Reflections on the 50th Anniversary of Bloody Sunday in Selma, Alabama

By Rabbi Randall Konigsburg, Temple Beth-El, Birmingham, AL

Randy KonigsburgBetween the recent movie and the visit of President Obama the previous day, there was a great deal of anticipation as we drove down from Birmingham to mark the 50th anniversary of the march in Selma that spurred action on voting rights in 1965.

Our program took place at Temple Mishkan Israel, the small synagogue in Selma, right on Broad street, just down the street from the Pettus Bridge, the scene of the attack 50 years ago by Alabama State Troopers and County Sherriff deputies on the 300 “foot soldiers” who were marching for the right to vote.

Mishkan Israel has only ten members today, who work hard to keep up the building. There were 200 Jews and non-Jews from as far away as Florida and Montana who gathered to hear about the Jewish role in the Civil Rights movement. We heard introductions by Steve Grossman, president of Mishkan Israel, and Rabbi Elliot Stevens from Montgomery, AL. Rabbi Fred Guttman of Greensboro, NC introduced Rev. William Barber, the founder of the Moral Monday Movement. Rev. Barber spoke passionately about what he calls “fusion politics”, lobbying the state legislatures about causes that all faiths can support: health insurance for the poor, living wages, the right for labor to organize, and of course, voting rights that are being limited once again now that states are not subject to federal oversight of their voting laws. He noted with irony that Bloody Sunday was about voting rights and now 50 years later we need to defend the right to vote once again from those who seek to limit who can vote.

We heard also from David Goodman, the brother of Andrew Goodman, who was lynched in Mississippi along with James Earl Chaney and Michael "Mickey" Schwerner for registering black voters. David spoke of his older brother and noted that he was lynched in what was the first and only bi-racial lynching in the United States. In fact, if James Chaney has been murdered alone, it would not have made the news. Only because two white men were murdered with him made the difference in how the country responded since, as David said, “in those days black lives didn’t matter”.

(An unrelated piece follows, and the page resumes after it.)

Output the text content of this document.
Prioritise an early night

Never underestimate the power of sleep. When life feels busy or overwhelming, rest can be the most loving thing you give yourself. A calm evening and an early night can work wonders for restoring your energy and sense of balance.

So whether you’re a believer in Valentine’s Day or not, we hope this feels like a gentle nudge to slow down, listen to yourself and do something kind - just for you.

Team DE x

We heard from Rabbi Jonah Pesner, the Director of the Religious Action Center for Reform Judaism who spoke about the many projects the RAC is working on, many of which are also concerns of Rev. Barber and his Moral Monday Movement.

There was a surprise visit by Peter Yarrow who spoke of his work in Civil Rights and how the song “Blowin’ in the Wind” became an anthem for the movement. He then led the entire group in singing the song. It was a very moving moment.

In my introduction to Dr. Susannah Heschel, I reminded the participants that Dr. Abraham Joshua Heschel was a professor at the Jewish Theological Seminary and influenced generations of students to see social action as an important part of being a rabbi.

Dr. Susannah Heschel then spoke about her father and the Civil Rights movement. She noted that this anniversary is less about the role of Jews in Civil Rights but what the Movement means to Jews. She recalled that her father once wrote that the first Civil Rights conflict was the conflict between Moses and Pharaoh and how different the world would have been if Pharaoh had granted Moses the rights he demanded and both peoples would have stood at the foot of Sinai to receive the law.

We had a surprise visit by Clarence Jones, Counsel to Rev. Martin Luther King Jr. and now teaching at a University in San Francisco. He said that those who marched in Selma have to keep telling the story of that march and the struggle for Civil Rights. He said, “If the lions don’t tell the story, then the hunters will be left to tell it.” 

The closing prayer was given by Rabbi Aaron Pankin, the president of HUC/JIR. Doug Mishkin then led us in song as we stood together in unity. We all sat together for lunch and then went down the street to march with the 80.000 others who had come to Selma to once again cross the Pettus Bridge and to remember all those who died in the struggle 50 years ago. There were signs remembering the four little girls who died in the bombing of the 16th Street Baptist Church in Birmingham, there were picutres of the three who were murdered in Mississippi, and there were signs carried by marchers insisting that “Black Lives Matter”.  There were so many marching that day that the bridge was covered by a moving sea of people and that cell service and even data service to cell phones was completely overwhelmed.

We drove home exhausted but filled with hope that what once brought change to this country could again bring about the changes needed today. And we carried with us a renewed sense of urgency to bring about a better world that was built on the moral principles that once fueled the Civil Rights Movement 50 years ago.